Desde sus orígenes, en toda sociedad y contexto geográfico, el arte ha tenido y seguirá teniendo una relación fundamental con el poder. La historia política de las artes es una región poco explorada por la Academia que, como buena institución de poder prefiere no cuestionarse acerca de sus fundamentos y formas de legitimación y, por lo tanto, acerca de su responsabilidad frente a lo que sucede socialmente.

La pregunta sobre si es arte o no tomar un banano y pegarlo con cinta a la pared es una pregunta banal. Porque sí, lo es, pero eso no quiere decir que sea buen arte. La pregunta esencial es cómo está constituido ese sistema cultural que permite que una acción tan espuria sea arte y reciba tanto interés y resonancia en tiempos de la masacre en Gaza, por mencionar sólo una de tantas circunstancias. El enjambre de instituciones, de redes económicas, de entramados políticos, de juegos económicos, de comunidades de gestores, directivos, críticos que constituye ese campo -en el sentido de Bourdieu- que hace que medios de comunicación, foros artísticos y redes sociales estén ocupadas de semejante despropósito multimillonario sin ninguna importancia intrínseca. 

5.

La ficción se justifica cuando enriquece nuestra visión de la realidad y no porque la empobrezca. Soy de los que consideran la saga del padrino de Coppola  uno de los grandes frescos sobre el poder; por otro lado, toda obra importante genera polémica, pero no toda obra que genera polémica es buena. Cuando pienso en el laboratorio cinematográfico montado en un tren de Alexandr Medvedkin, no sé qué idea tienen de cine quienes dicen que Emilia Pérez es una gran película, yo sólo encuentro en ella la trivialidad del arte que sólo se mira a sí mismo, el ego llevado al extremo.

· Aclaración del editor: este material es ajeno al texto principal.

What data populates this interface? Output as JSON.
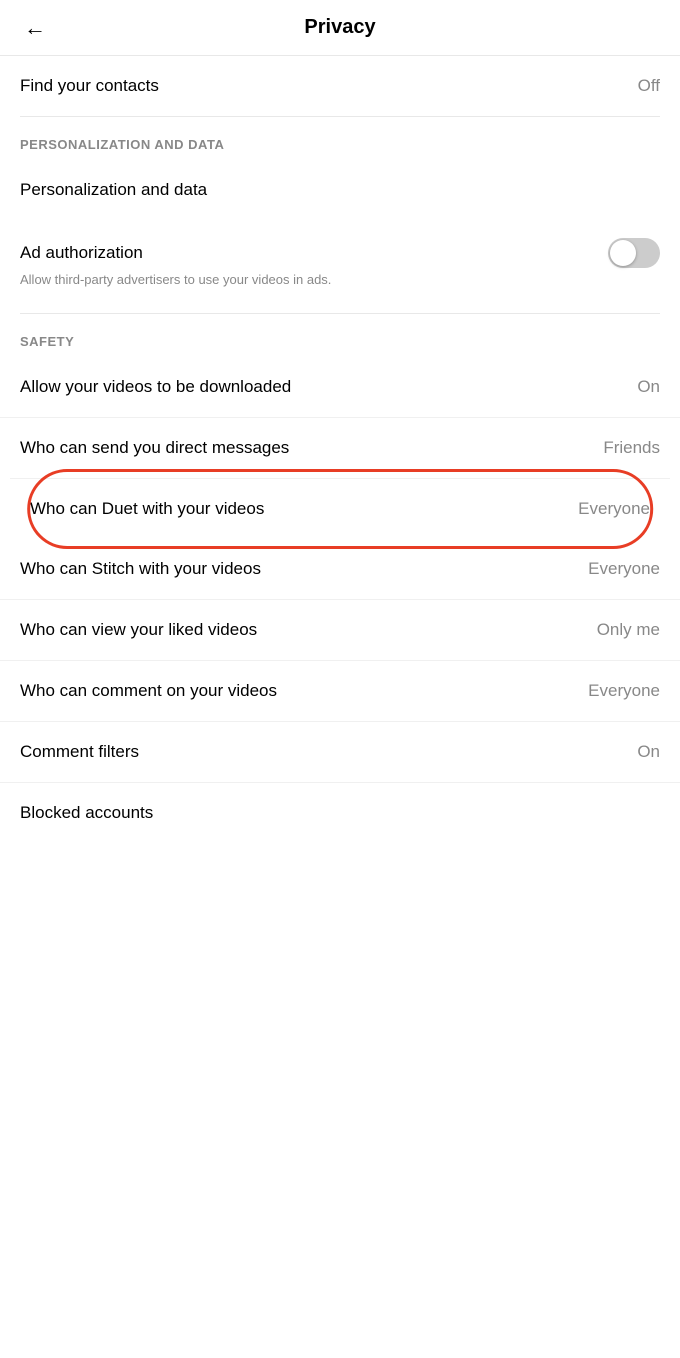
{
  "header": {
    "title": "Privacy",
    "back_label": "←"
  },
  "find_contacts": {
    "label": "Find your contacts",
    "value": "Off"
  },
  "sections": {
    "personalization": {
      "header": "PERSONALIZATION AND DATA",
      "items": [
        {
          "id": "personalization-data",
          "label": "Personalization and data",
          "value": "",
          "type": "navigate"
        },
        {
          "id": "ad-authorization",
          "label": "Ad authorization",
          "description": "Allow third-party advertisers to use your videos in ads.",
          "value": "off",
          "type": "toggle"
        }
      ]
    },
    "safety": {
      "header": "SAFETY",
      "items": [
        {
          "id": "allow-downloads",
          "label": "Allow your videos to be downloaded",
          "value": "On",
          "type": "value"
        },
        {
          "id": "direct-messages",
          "label": "Who can send you direct messages",
          "value": "Friends",
          "type": "value"
        },
        {
          "id": "duet",
          "label": "Who can Duet with your videos",
          "value": "Everyone",
          "type": "value",
          "highlighted": true
        },
        {
          "id": "stitch",
          "label": "Who can Stitch with your videos",
          "value": "Everyone",
          "type": "value"
        },
        {
          "id": "liked-videos",
          "label": "Who can view your liked videos",
          "value": "Only me",
          "type": "value"
        },
        {
          "id": "comment",
          "label": "Who can comment on your videos",
          "value": "Everyone",
          "type": "value"
        },
        {
          "id": "comment-filters",
          "label": "Comment filters",
          "value": "On",
          "type": "value"
        },
        {
          "id": "blocked-accounts",
          "label": "Blocked accounts",
          "value": "",
          "type": "navigate"
        }
      ]
    }
  }
}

El problema es ese tipo de obras que a nombre de la autorreferencialidad del arte no solamente despojan a su propio medio de su capacidad transformadora, sino que silencia también a las comunidades que tratan de hacer escuchar sus discursos, sus denuncias y sus propuestas para cambios reales en la vida, a través de la imposición del terrible y aplastante peso de los estereotipos reduccionistas en el imaginario colectivo.

El adversario no es el error, dice Deleuze, es la estupidez.

El problema es el cultivo intencional de la estupidez.

Pretender reducir el público a una masa pasiva que solamente “disfruta” porque la película le exige desmontar todo el andamiaje crítico de su pensamiento, así es que se cultiva la estupidez, la simpleza del pensamiento.

En el documental de Chris Marker El tren en marcha, Medvedkin narra sus experiencias:  

Entonces comprendimos una cosa extremadamente importante, comprendimos que el cine podía ser no solamente un medio de distracción, un medio de suscitar emociones artísticas, sino también un arma fuerte, poderosa, capaz de reconstruir industrias y no solamente industrias, capaz de reconstruir el mundo. Un tal cine en las manos del pueblo es un arma tremenda y, evidentemente, eso nos dio una nueva fuerza y, por esa experiencia, supimos que podemos mucho… 

De lo que aquí se trata es de cómo los realizadores decidieron incluir a los propios protagonistas, la gente, en la construcción de sus obras, con lo cual convertían al cine del tren en “punto de referencia verdaderamente útil para su pueblo”. 

¿Eso excluye la comedia? 

Dice Medvedkin:

Muy frecuentemente empleamos la sátira en nuestro trabajo. encontrábamos el lado divertido de la desorganización , incluso de la incompetencia y de la ebriedad, entonces, la risa devino una de nuestras armas principales… Después de todo, “la imaginación no era ya enemiga de la realidad, ni el arte de la vida… el trabajo con el tren nos alió estrechamente con el pueblo, nos ayudó a comprender su alma…

Después de toda esa experiencia,  Medvedkin hizo la película La felicidad, una de las comedias importantes de su época.

La noción de el arte por el arte, alusiva a la inutilidad pragmática del arte, cumplió un papel importante en la liberación de las prácticas artísticas y el surgimiento de las vanguardias históricas (proyecto inconcluso aún a mi juicio), pero en manos de los oportunistas sí hace que el arte sea muy útil: como eficaz arma de silenciamiento al servicio del poder hegemónico. Hay que entender que es distinto decir que el arte no tiene utilidad, a decir que el arte no tiene función y sí que la tiene, y es política.